Como os gatos podem nos ajudar a entender as cidades
Os gatos compartilham as cidades desde os primórdios da civilização e são cidadãos livres e bem adaptados. Foto: Pixabay
É certo que nós humanos, fazemos cidades à nossa imagem e semelhança: com erros e acertos, belezas e feiuras, delícias e horrores.
Para tanto, não há como não cometer a apropriação de um território, seguindo critérios mais ou menos aleatórios em alguns casos, mais pensados em outros: a fundação de uma cidade vai da condita urbe de Rômulo e Remo – isto é, fundada e não surgida – até o genial “X” traçado por Lucio Costa no Planalto Central Brasileiro. Há cidades que convivem com seu território e há as que o agridem com ferocidade – e por isso, pagam alto preço.
Em qualquer caso, a Natureza não desiste de sua propriedade – uma fresta na calçada e surge um capinzinho verde; um terreno abandonado por alguns anos e crescem árvores de espécies nativas.
Entre os reapropriadores, há também outros seres vivos – afeiçoados e adaptados para sobreviver à hostilidade humana urbana. As aves, com sua mobilidade, são talvez as mais bem adaptadas. Mas desde ratos – dizem que uma cidade tem mais desses habitantes no subsolo que nas construções à superfície – até nossos cordiais amigos cães e gatos, são uma presença diferenciada da humana em qualquer lugar.

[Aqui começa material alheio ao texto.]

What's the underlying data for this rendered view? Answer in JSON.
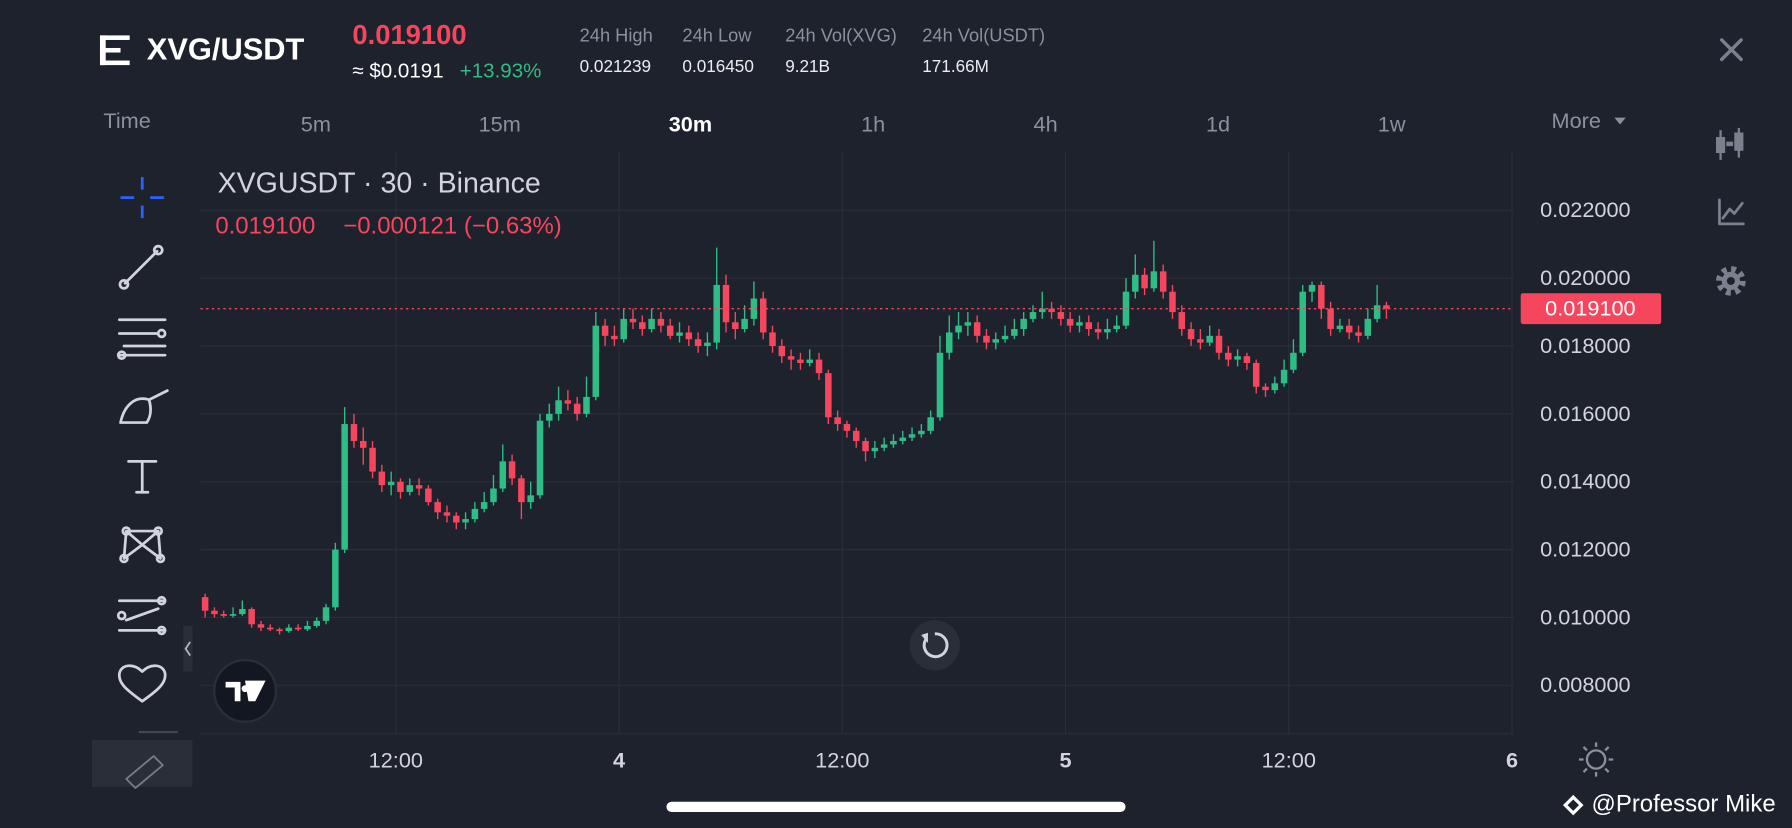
{
  "header": {
    "symbol": "XVG/USDT",
    "price": "0.019100",
    "approx": "≈ $0.0191",
    "change": "+13.93%",
    "stats": [
      {
        "label": "24h High",
        "value": "0.021239"
      },
      {
        "label": "24h Low",
        "value": "0.016450"
      },
      {
        "label": "24h Vol(XVG)",
        "value": "9.21B"
      },
      {
        "label": "24h Vol(USDT)",
        "value": "171.66M"
      }
    ]
  },
  "intervals": [
    "Time",
    "5m",
    "15m",
    "30m",
    "1h",
    "4h",
    "1d",
    "1w",
    "More"
  ],
  "watermark": "@Professor Mike",
  "chart_data": {
    "type": "candlestick",
    "title": "XVGUSDT · 30 · Binance",
    "legend": {
      "close": "0.019100",
      "change": "−0.000121 (−0.63%)"
    },
    "last_price": {
      "value": 0.0191,
      "label": "0.019100"
    },
    "ylim": [
      0.00659,
      0.02372
    ],
    "yticks": [
      {
        "value": 0.022,
        "label": "0.022000"
      },
      {
        "value": 0.02,
        "label": "0.020000"
      },
      {
        "value": 0.018,
        "label": "0.018000"
      },
      {
        "value": 0.016,
        "label": "0.016000"
      },
      {
        "value": 0.014,
        "label": "0.014000"
      },
      {
        "value": 0.012,
        "label": "0.012000"
      },
      {
        "value": 0.01,
        "label": "0.010000"
      },
      {
        "value": 0.008,
        "label": "0.008000"
      }
    ],
    "xlim": [
      -0.5,
      140.7
    ],
    "xticks": [
      {
        "value": 20.5,
        "label": "12:00"
      },
      {
        "value": 44.5,
        "label": "4"
      },
      {
        "value": 68.5,
        "label": "12:00"
      },
      {
        "value": 92.5,
        "label": "5"
      },
      {
        "value": 116.5,
        "label": "12:00"
      },
      {
        "value": 140.5,
        "label": "6"
      }
    ],
    "grid": true,
    "up_color": "#2ebd85",
    "down_color": "#f6465d",
    "ohlc": [
      [
        0.0106,
        0.0107,
        0.01,
        0.0102
      ],
      [
        0.0102,
        0.0103,
        0.01,
        0.0101
      ],
      [
        0.0101,
        0.0102,
        0.01,
        0.01005
      ],
      [
        0.01005,
        0.0103,
        0.01,
        0.0101
      ],
      [
        0.0101,
        0.0105,
        0.01005,
        0.01025
      ],
      [
        0.01025,
        0.0103,
        0.0097,
        0.0098
      ],
      [
        0.0098,
        0.0099,
        0.0096,
        0.0097
      ],
      [
        0.0097,
        0.0098,
        0.0096,
        0.00965
      ],
      [
        0.00965,
        0.0097,
        0.0095,
        0.0096
      ],
      [
        0.0096,
        0.0098,
        0.00955,
        0.0097
      ],
      [
        0.0097,
        0.0098,
        0.0096,
        0.00965
      ],
      [
        0.00965,
        0.0099,
        0.0096,
        0.00975
      ],
      [
        0.00975,
        0.01,
        0.0097,
        0.0099
      ],
      [
        0.0099,
        0.0104,
        0.0098,
        0.0103
      ],
      [
        0.0103,
        0.0122,
        0.0102,
        0.012
      ],
      [
        0.012,
        0.0162,
        0.0119,
        0.0157
      ],
      [
        0.0157,
        0.016,
        0.015,
        0.0152
      ],
      [
        0.0152,
        0.0156,
        0.0145,
        0.015
      ],
      [
        0.015,
        0.0152,
        0.0141,
        0.0143
      ],
      [
        0.0143,
        0.0145,
        0.0137,
        0.0139
      ],
      [
        0.0139,
        0.0143,
        0.0136,
        0.014
      ],
      [
        0.014,
        0.0141,
        0.0135,
        0.0137
      ],
      [
        0.0137,
        0.0141,
        0.0136,
        0.0139
      ],
      [
        0.0139,
        0.0141,
        0.0136,
        0.0138
      ],
      [
        0.0138,
        0.0139,
        0.0133,
        0.0134
      ],
      [
        0.0134,
        0.0135,
        0.0129,
        0.0131
      ],
      [
        0.0131,
        0.0133,
        0.0128,
        0.013
      ],
      [
        0.013,
        0.0131,
        0.0126,
        0.0128
      ],
      [
        0.0128,
        0.0131,
        0.0126,
        0.0129
      ],
      [
        0.0129,
        0.0134,
        0.0128,
        0.0132
      ],
      [
        0.0132,
        0.0137,
        0.0131,
        0.0134
      ],
      [
        0.0134,
        0.0142,
        0.0133,
        0.0138
      ],
      [
        0.0138,
        0.0151,
        0.0137,
        0.0146
      ],
      [
        0.0146,
        0.0148,
        0.0139,
        0.0141
      ],
      [
        0.0141,
        0.0142,
        0.0129,
        0.0134
      ],
      [
        0.0134,
        0.014,
        0.0132,
        0.0136
      ],
      [
        0.0136,
        0.016,
        0.0135,
        0.0158
      ],
      [
        0.0158,
        0.0163,
        0.0156,
        0.016
      ],
      [
        0.016,
        0.0168,
        0.0158,
        0.0164
      ],
      [
        0.0164,
        0.0167,
        0.0161,
        0.0163
      ],
      [
        0.0163,
        0.0165,
        0.0158,
        0.016
      ],
      [
        0.016,
        0.0171,
        0.0159,
        0.0165
      ],
      [
        0.0165,
        0.019,
        0.0164,
        0.0186
      ],
      [
        0.0186,
        0.0188,
        0.018,
        0.0183
      ],
      [
        0.0183,
        0.0186,
        0.018,
        0.0182
      ],
      [
        0.0182,
        0.0191,
        0.0181,
        0.0188
      ],
      [
        0.0188,
        0.0191,
        0.0185,
        0.0187
      ],
      [
        0.0187,
        0.0189,
        0.0183,
        0.0185
      ],
      [
        0.0185,
        0.0191,
        0.0184,
        0.0188
      ],
      [
        0.0188,
        0.019,
        0.0184,
        0.0186
      ],
      [
        0.0186,
        0.0188,
        0.0182,
        0.0183
      ],
      [
        0.0183,
        0.0187,
        0.0181,
        0.0184
      ],
      [
        0.0184,
        0.0186,
        0.018,
        0.0182
      ],
      [
        0.0182,
        0.0184,
        0.0178,
        0.018
      ],
      [
        0.018,
        0.0184,
        0.0177,
        0.0181
      ],
      [
        0.0181,
        0.0209,
        0.0179,
        0.0198
      ],
      [
        0.0198,
        0.0201,
        0.0184,
        0.0187
      ],
      [
        0.0187,
        0.019,
        0.0182,
        0.0185
      ],
      [
        0.0185,
        0.0192,
        0.0184,
        0.0188
      ],
      [
        0.0188,
        0.0199,
        0.0186,
        0.0194
      ],
      [
        0.0194,
        0.0196,
        0.0182,
        0.0184
      ],
      [
        0.0184,
        0.0186,
        0.0178,
        0.018
      ],
      [
        0.018,
        0.0182,
        0.0175,
        0.0177
      ],
      [
        0.0177,
        0.0179,
        0.0173,
        0.0176
      ],
      [
        0.0176,
        0.0178,
        0.0173,
        0.0175
      ],
      [
        0.0175,
        0.0179,
        0.0174,
        0.0176
      ],
      [
        0.0176,
        0.0178,
        0.017,
        0.0172
      ],
      [
        0.0172,
        0.0173,
        0.0157,
        0.0159
      ],
      [
        0.0159,
        0.0161,
        0.0155,
        0.0157
      ],
      [
        0.0157,
        0.0158,
        0.0153,
        0.0155
      ],
      [
        0.0155,
        0.0156,
        0.015,
        0.0152
      ],
      [
        0.0152,
        0.0153,
        0.0146,
        0.0149
      ],
      [
        0.0149,
        0.0152,
        0.0147,
        0.015
      ],
      [
        0.015,
        0.0153,
        0.0149,
        0.0151
      ],
      [
        0.0151,
        0.0154,
        0.015,
        0.0152
      ],
      [
        0.0152,
        0.0155,
        0.0151,
        0.0153
      ],
      [
        0.0153,
        0.0156,
        0.0152,
        0.0154
      ],
      [
        0.0154,
        0.0157,
        0.0153,
        0.0155
      ],
      [
        0.0155,
        0.0161,
        0.0154,
        0.0159
      ],
      [
        0.0159,
        0.0183,
        0.0158,
        0.0178
      ],
      [
        0.0178,
        0.0189,
        0.0176,
        0.0184
      ],
      [
        0.0184,
        0.019,
        0.0182,
        0.0186
      ],
      [
        0.0186,
        0.019,
        0.0183,
        0.0187
      ],
      [
        0.0187,
        0.0189,
        0.0181,
        0.0183
      ],
      [
        0.0183,
        0.0185,
        0.0179,
        0.0181
      ],
      [
        0.0181,
        0.0184,
        0.0179,
        0.0182
      ],
      [
        0.0182,
        0.0186,
        0.0181,
        0.0183
      ],
      [
        0.0183,
        0.0188,
        0.0182,
        0.0185
      ],
      [
        0.0185,
        0.019,
        0.0183,
        0.0188
      ],
      [
        0.0188,
        0.0192,
        0.0187,
        0.019
      ],
      [
        0.019,
        0.0196,
        0.0188,
        0.0191
      ],
      [
        0.0191,
        0.0193,
        0.0188,
        0.019
      ],
      [
        0.019,
        0.0192,
        0.0186,
        0.0188
      ],
      [
        0.0188,
        0.019,
        0.0184,
        0.0186
      ],
      [
        0.0186,
        0.0189,
        0.0184,
        0.0187
      ],
      [
        0.0187,
        0.0189,
        0.0183,
        0.0185
      ],
      [
        0.0185,
        0.0187,
        0.0182,
        0.0184
      ],
      [
        0.0184,
        0.0188,
        0.0182,
        0.0185
      ],
      [
        0.0185,
        0.0189,
        0.0184,
        0.0186
      ],
      [
        0.0186,
        0.02,
        0.0185,
        0.0196
      ],
      [
        0.0196,
        0.0207,
        0.0194,
        0.0201
      ],
      [
        0.0201,
        0.0203,
        0.0195,
        0.0197
      ],
      [
        0.0197,
        0.0211,
        0.0196,
        0.0202
      ],
      [
        0.0202,
        0.0204,
        0.0194,
        0.0196
      ],
      [
        0.0196,
        0.0198,
        0.0188,
        0.019
      ],
      [
        0.019,
        0.0192,
        0.0183,
        0.0185
      ],
      [
        0.0185,
        0.0187,
        0.018,
        0.0182
      ],
      [
        0.0182,
        0.0185,
        0.0179,
        0.0181
      ],
      [
        0.0181,
        0.0186,
        0.018,
        0.0183
      ],
      [
        0.0183,
        0.0185,
        0.0176,
        0.0178
      ],
      [
        0.0178,
        0.018,
        0.0174,
        0.0176
      ],
      [
        0.0176,
        0.0179,
        0.0174,
        0.0177
      ],
      [
        0.0177,
        0.0178,
        0.0173,
        0.0175
      ],
      [
        0.0175,
        0.0176,
        0.0166,
        0.0168
      ],
      [
        0.0168,
        0.0169,
        0.0165,
        0.0167
      ],
      [
        0.0167,
        0.0171,
        0.0166,
        0.0169
      ],
      [
        0.0169,
        0.0176,
        0.0168,
        0.0173
      ],
      [
        0.0173,
        0.0182,
        0.0172,
        0.0178
      ],
      [
        0.0178,
        0.0198,
        0.0177,
        0.0196
      ],
      [
        0.0196,
        0.0199,
        0.0193,
        0.0198
      ],
      [
        0.0198,
        0.0199,
        0.0188,
        0.0191
      ],
      [
        0.0191,
        0.0193,
        0.0183,
        0.0185
      ],
      [
        0.0185,
        0.0188,
        0.0184,
        0.0186
      ],
      [
        0.0186,
        0.0188,
        0.0182,
        0.0184
      ],
      [
        0.0184,
        0.0186,
        0.0181,
        0.0183
      ],
      [
        0.0183,
        0.0191,
        0.0182,
        0.0188
      ],
      [
        0.0188,
        0.0198,
        0.0187,
        0.0192
      ],
      [
        0.0192,
        0.0193,
        0.0188,
        0.0191
      ]
    ]
  }
}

A presença felina é sempre charmosa, alegre, bonita e – infelizmente – cada vez mais rara. Estará aí uma das razões para o perigoso aumento da população dos ratos – lembrem-se das pestes negras, sempre no aguardo de um vacilo humano para atacar de novo.
Os gatos compartilham as cidades desde os primórdios da civilização – chegaram a ser sagrados no Egito faraônico, lembram? Mas onde os vi como cidadãos livres e bem adaptados foi em Siracusa, na Itália.
Frequentam a orla pedregosa da Ortígia, onde o mar está sempre para peixe, em pequenos grupos ou individualmente. Meditam, como apreciadores do Patrimônio Cultural da Humanidade nas ruínas de templos gregos com dois milênios e meio de existência: os homens os construíram e destruíram, eles apenas assistiram à nossa insensata troca de crenças.
Dá vontade de dirigir aos gatos nossas crônicas, como o jesuíta Antonio Vieira: cansado dos ouvidos de mercador que lhe faziam os humanos, dirigiu um de seus sermões de 1654 aos peixes: “Mudou o púlpito, mas não mudou a doutrina. Deixa as praças, vai às praias; deixa a terra e vai ao mar…: já que não me querem ouvir os homens, ouçam-me os peixes.”
Que me ouçam os gatos de Siracusa, e já me darei por satisfeito: nos fins de tarde, nas praias, nas esplanadas, nas praças, marinas e ruelas que harmonizam sua bela cidade com o Mediterrâneo, são vistos filosofando tranquilamente – de costas para a cidade, apreciando o por-do-sol no mar.